Wenn Visionäre investieren
„Wir werden ein größeres Boot brauchen“, das dachte sich wohl im übertragenen Sinne auch Steven Spielberg, als er mit den Planungen zu Der weiße Hai begann. Sieben Millionen Dollar standen dem Regisseur zur Verfügung, der bis zu diesem Zeitpunkt schon durch diverse Fernsehproduktionen und den Film Sugarland Express auf sich aufmerksam gemacht hatte. Einen Mammutanteil des Budgets steckte der Visionär in den Bau dreier imposanter Hai-Modelle, die bei ihrem ersten Einsatz prompt im Wasser versanken. Bei all der Geschäftigkeit war es ja auch eine schnöde Nebensächlichkeit, die Modelle auf ihre Schwimmtauglichkeit zu testen. 52 Drehtage waren für Der weiße Hai angesetzt, Steven Spielberg erhöhte mal eben auf 155.
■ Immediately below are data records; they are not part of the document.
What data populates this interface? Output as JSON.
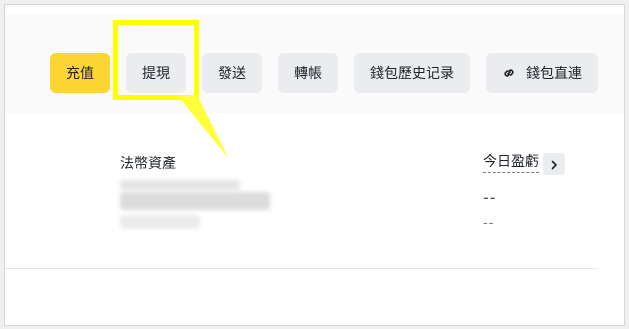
{
  "toolbar": {
    "buttons": [
      {
        "label": "充值",
        "style": "primary"
      },
      {
        "label": "提現",
        "style": "secondary"
      },
      {
        "label": "發送",
        "style": "secondary"
      },
      {
        "label": "轉帳",
        "style": "secondary"
      },
      {
        "label": "錢包歷史记录",
        "style": "secondary"
      },
      {
        "label": "錢包直連",
        "style": "secondary",
        "icon": "link-icon"
      }
    ]
  },
  "fiat": {
    "label": "法幣資產"
  },
  "pnl": {
    "label": "今日盈虧",
    "value": "--",
    "sub_value": "--"
  },
  "colors": {
    "accent": "#fcd535",
    "highlight": "#ffff00",
    "button_bg": "#eaecef"
  }
}
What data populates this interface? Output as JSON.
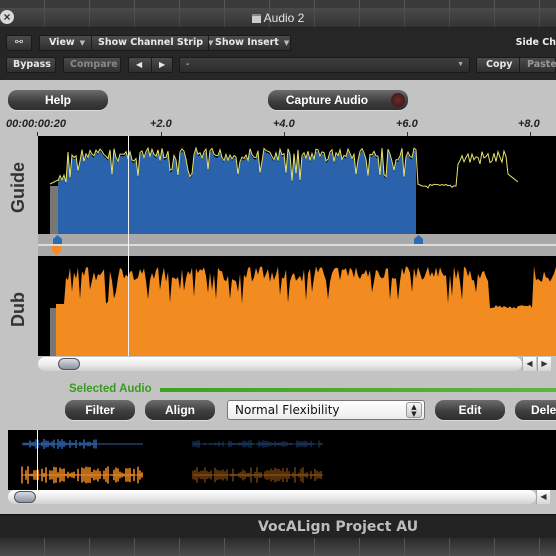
{
  "window": {
    "title": "Audio 2",
    "close_icon": "close-circle-icon",
    "title_icon": "audio-track-icon"
  },
  "toolbar": {
    "link_icon": "link-icon",
    "view_label": "View",
    "channel_strip_label": "Show Channel Strip",
    "show_insert_label": "Show Insert",
    "side_chain_label": "Side Ch",
    "bypass_label": "Bypass",
    "compare_label": "Compare",
    "prev_icon": "◀",
    "next_icon": "▶",
    "preset_value": "-",
    "copy_label": "Copy",
    "paste_label": "Paste",
    "dropdown_arrow": "▼"
  },
  "plugin": {
    "help_label": "Help",
    "capture_label": "Capture Audio",
    "capture_active": false,
    "ruler": {
      "start_time": "00:00:00:20",
      "ticks": [
        "+2.0",
        "+4.0",
        "+6.0",
        "+8.0"
      ]
    },
    "guide_label": "Guide",
    "dub_label": "Dub",
    "colors": {
      "guide": "#2a63ab",
      "guide_envelope": "#e8e26a",
      "dub": "#f28c21",
      "selected_audio": "#3ca41e"
    },
    "selected_audio_label": "Selected Audio",
    "filter_label": "Filter",
    "align_label": "Align",
    "flexibility_value": "Normal Flexibility",
    "edit_label": "Edit",
    "delete_label": "Dele",
    "scroll_left": "◀",
    "scroll_right": "▶"
  },
  "footer": {
    "title": "VocALign Project AU"
  }
}
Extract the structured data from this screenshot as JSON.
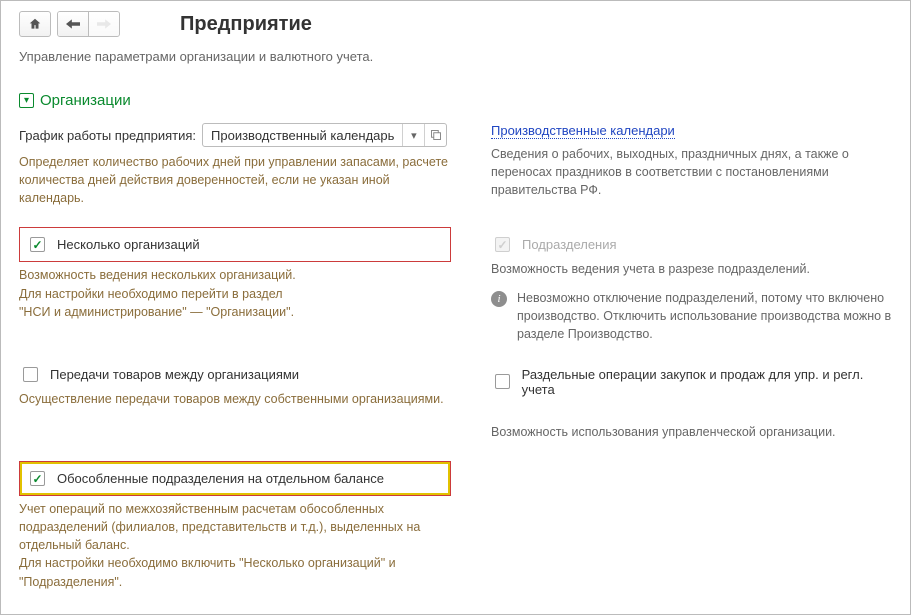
{
  "header": {
    "title": "Предприятие",
    "subtitle": "Управление параметрами организации и валютного учета."
  },
  "section": {
    "title": "Организации"
  },
  "schedule": {
    "label": "График работы предприятия:",
    "value": "Производственный календарь",
    "link": "Производственные календари",
    "hint_left": "Определяет количество рабочих дней при управлении запасами, расчете количества дней действия доверенностей, если не указан иной календарь.",
    "hint_right": "Сведения о рабочих, выходных, праздничных днях, а также о переносах праздников в соответствии с постановлениями правительства РФ."
  },
  "multi_org": {
    "label": "Несколько организаций",
    "hint": "Возможность ведения нескольких организаций.\nДля настройки необходимо перейти в раздел\n\"НСИ и администрирование\" — \"Организации\"."
  },
  "divisions": {
    "label": "Подразделения",
    "hint": "Возможность ведения учета в разрезе подразделений.",
    "info": "Невозможно отключение подразделений, потому что включено производство. Отключить использование производства можно в разделе Производство."
  },
  "transfers": {
    "label": "Передачи товаров между организациями",
    "hint": "Осуществление передачи товаров между собственными организациями."
  },
  "split_ops": {
    "label": "Раздельные операции закупок и продаж для упр. и регл. учета",
    "hint": "Возможность использования управленческой организации."
  },
  "standalone": {
    "label": "Обособленные подразделения на отдельном балансе",
    "hint": "Учет операций по межхозяйственным расчетам обособленных подразделений (филиалов, представительств и т.д.), выделенных на отдельный баланс.\nДля настройки необходимо включить \"Несколько организаций\" и \"Подразделения\"."
  }
}
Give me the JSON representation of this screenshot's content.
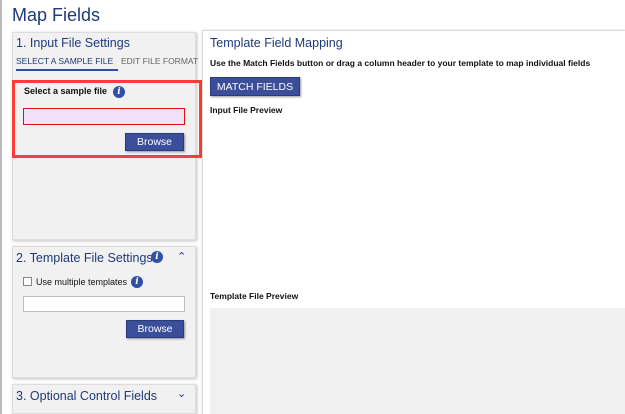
{
  "page": {
    "title": "Map Fields"
  },
  "input_settings": {
    "title": "1. Input File Settings",
    "tabs": [
      {
        "label": "SELECT A SAMPLE FILE",
        "active": true
      },
      {
        "label": "EDIT FILE FORMAT",
        "active": false
      }
    ],
    "select_label": "Select a sample file",
    "file_value": "",
    "browse_label": "Browse",
    "highlight_color": "#ff3b3b",
    "input_fill": "#f3e1f9"
  },
  "template_settings": {
    "title": "2. Template File Settings",
    "checkbox_label": "Use multiple templates",
    "checked": false,
    "file_value": "",
    "browse_label": "Browse",
    "chevron": "chevron-up-icon"
  },
  "optional": {
    "title": "3. Optional Control Fields",
    "chevron": "chevron-down-icon"
  },
  "mapping": {
    "title": "Template Field Mapping",
    "instruction": "Use the Match Fields button or drag a column header to your template to map individual fields",
    "match_label": "MATCH FIELDS",
    "input_preview": "Input File Preview",
    "template_preview": "Template File Preview"
  },
  "colors": {
    "accent": "#3a4e9c",
    "title": "#1e3a78"
  }
}
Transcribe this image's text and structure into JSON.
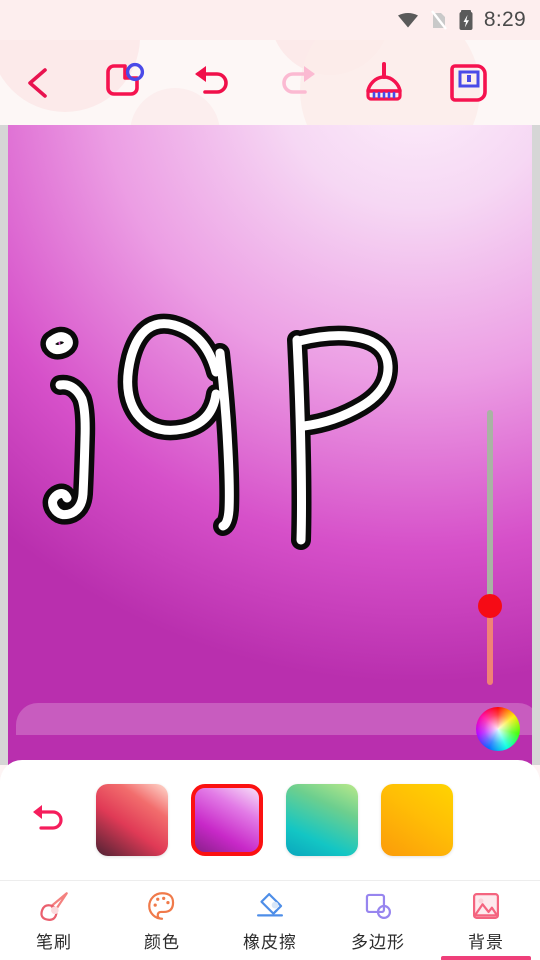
{
  "status_bar": {
    "time": "8:29",
    "icons": [
      "wifi-icon",
      "no-sim-icon",
      "battery-charging-icon"
    ]
  },
  "header": {
    "back_label": "back-chevron-icon",
    "tools": [
      {
        "name": "shape-layer-icon",
        "label": "Shape",
        "state": "enabled",
        "color": "#f5134f"
      },
      {
        "name": "undo-icon",
        "label": "Undo",
        "state": "enabled",
        "color": "#f5134f"
      },
      {
        "name": "redo-icon",
        "label": "Redo",
        "state": "disabled",
        "color": "#fbbad2"
      },
      {
        "name": "clear-broom-icon",
        "label": "Clear",
        "state": "enabled",
        "color": "#f5134f"
      },
      {
        "name": "save-icon",
        "label": "Save",
        "state": "enabled",
        "color": "#f5134f"
      }
    ]
  },
  "canvas": {
    "drawing_text": "j9P",
    "stroke_fill": "#ffffff",
    "stroke_outline": "#0a0a0a",
    "background_gradient_from": "#fdf0fb",
    "background_gradient_to": "#b92fae",
    "slider": {
      "name": "brush-size-slider",
      "value": 29,
      "min": 0,
      "max": 100,
      "track_color": "#a9b3a4",
      "fill_color": "#f08276",
      "thumb_color": "#f60b15"
    },
    "color_wheel": {
      "name": "color-wheel-picker"
    }
  },
  "background_panel": {
    "undo_label": "undo-arrow-icon",
    "swatches": [
      {
        "name": "swatch-red",
        "class": "sw-red",
        "selected": false
      },
      {
        "name": "swatch-purple",
        "class": "sw-purple",
        "selected": true
      },
      {
        "name": "swatch-green",
        "class": "sw-green",
        "selected": false
      },
      {
        "name": "swatch-orange",
        "class": "sw-orange",
        "selected": false
      }
    ],
    "selection_border_color": "#fb1111"
  },
  "bottom_nav": {
    "active_index": 4,
    "underline_color": "#ef3f7a",
    "items": [
      {
        "label": "笔刷",
        "icon": "brush-icon",
        "active": false
      },
      {
        "label": "颜色",
        "icon": "palette-icon",
        "active": false
      },
      {
        "label": "橡皮擦",
        "icon": "eraser-icon",
        "active": false
      },
      {
        "label": "多边形",
        "icon": "polygon-icon",
        "active": false
      },
      {
        "label": "背景",
        "icon": "image-icon",
        "active": true
      }
    ]
  }
}
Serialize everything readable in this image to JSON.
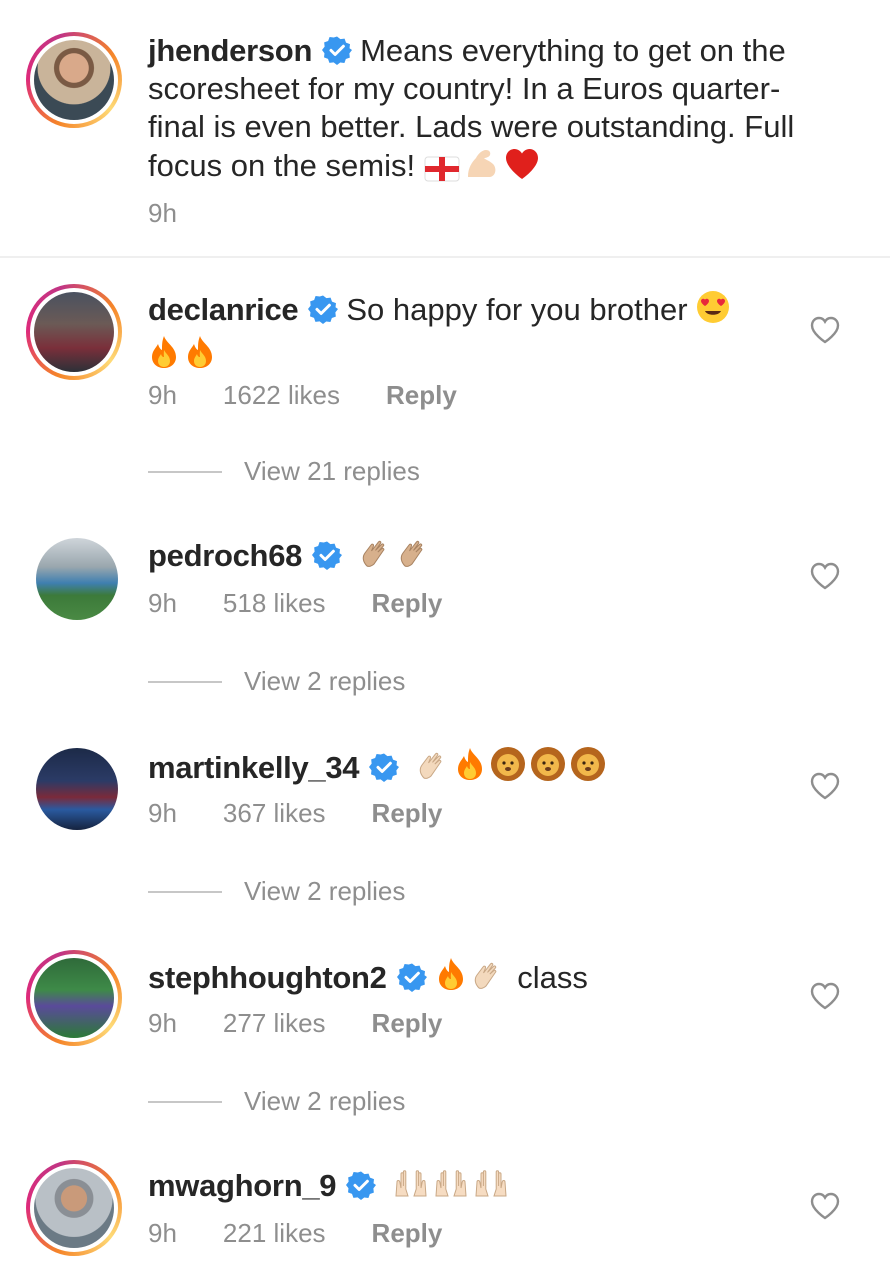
{
  "caption": {
    "username": "jhenderson",
    "text": "Means everything to get on the scoresheet for my country! In a Euros quarter-final is even better. Lads were outstanding. Full focus on the semis!",
    "emojis": [
      "flag-england",
      "flexed-biceps",
      "red-heart"
    ],
    "time": "9h"
  },
  "comments": [
    {
      "username": "declanrice",
      "text": "So happy for you brother",
      "emojis": [
        "heart-eyes",
        "fire",
        "fire"
      ],
      "time": "9h",
      "likes": "1622 likes",
      "reply_label": "Reply",
      "view_replies": "View 21 replies",
      "story_ring": true
    },
    {
      "username": "pedroch68",
      "text": "",
      "emojis": [
        "clapping-hands",
        "clapping-hands"
      ],
      "time": "9h",
      "likes": "518 likes",
      "reply_label": "Reply",
      "view_replies": "View 2 replies",
      "story_ring": false
    },
    {
      "username": "martinkelly_34",
      "text": "",
      "emojis": [
        "clapping-hands",
        "fire",
        "lion",
        "lion",
        "lion"
      ],
      "time": "9h",
      "likes": "367 likes",
      "reply_label": "Reply",
      "view_replies": "View 2 replies",
      "story_ring": false
    },
    {
      "username": "stephhoughton2",
      "text": "class",
      "emojis": [
        "fire",
        "clapping-hands"
      ],
      "time": "9h",
      "likes": "277 likes",
      "reply_label": "Reply",
      "view_replies": "View 2 replies",
      "story_ring": true
    },
    {
      "username": "mwaghorn_9",
      "text": "",
      "emojis": [
        "raising-hands",
        "raising-hands",
        "raising-hands"
      ],
      "time": "9h",
      "likes": "221 likes",
      "reply_label": "Reply",
      "story_ring": true
    }
  ],
  "colors": {
    "verified_blue": "#3897f0",
    "secondary_text": "#8e8e8e",
    "primary_text": "#262626"
  }
}
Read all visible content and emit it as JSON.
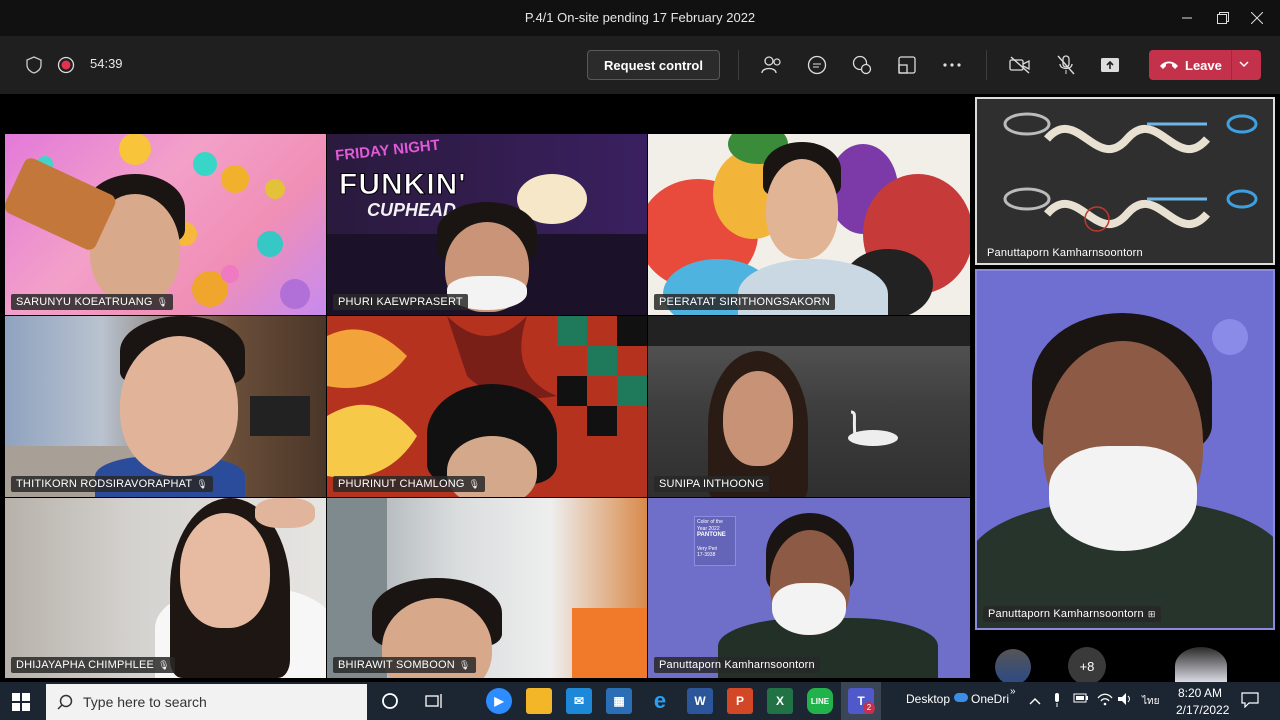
{
  "window": {
    "title": "P.4/1 On-site pending 17 February 2022"
  },
  "toolbar": {
    "timer": "54:39",
    "request_control": "Request control",
    "leave": "Leave"
  },
  "participants": [
    {
      "name": "SARUNYU  KOEATRUANG"
    },
    {
      "name": "PHURI  KAEWPRASERT"
    },
    {
      "name": "PEERATAT  SIRITHONGSAKORN"
    },
    {
      "name": "THITIKORN  RODSIRAVORAPHAT"
    },
    {
      "name": "PHURINUT  CHAMLONG"
    },
    {
      "name": "SUNIPA INTHOONG"
    },
    {
      "name": "DHIJAYAPHA  CHIMPHLEE"
    },
    {
      "name": "BHIRAWIT  SOMBOON"
    },
    {
      "name": "Panuttaporn Kamharnsoontorn"
    }
  ],
  "shared_screen": {
    "presenter": "Panuttaporn Kamharnsoontorn"
  },
  "spotlight": {
    "name": "Panuttaporn Kamharnsoontorn"
  },
  "overflow": {
    "count": "+8"
  },
  "game_banner": {
    "line1": "FRIDAY NIGHT",
    "line2": "FUNKIN'",
    "line3": "CUPHEAD"
  },
  "pantone_card": {
    "l1": "Color of the Year 2022",
    "l2": "PANTONE",
    "l3": "Very Peri",
    "l4": "17-3938"
  },
  "taskbar": {
    "search_placeholder": "Type here to search",
    "desktop": "Desktop",
    "onedrive": "OneDri",
    "time": "8:20 AM",
    "date": "2/17/2022",
    "lang": "ไทย",
    "teams_badge": "2"
  }
}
Was klingt wie der chaotische Versuch eines Anfängers, einen überambitionierten Film auf die Beine zu stellen, war im Grunde auch genau das. Doch entgegen allen Erwartungen verhob sich der Regisseur nicht an den kiloschweren Hai-Modellen. Er startete am 20. Juni 1975 in den Kinos der Vereinigten Staaten und spielte schon am Startwochenende seine Kosten wieder ein. Insgesamt kam Der weiße Hai weltweit auf Einnahmen von stattlichen 470 Millionen Dollar und blieb so bis zur zwei Jahre später folgenden Krieg der Sterne -Manie der bislang kommerziell erfolgreichste Film.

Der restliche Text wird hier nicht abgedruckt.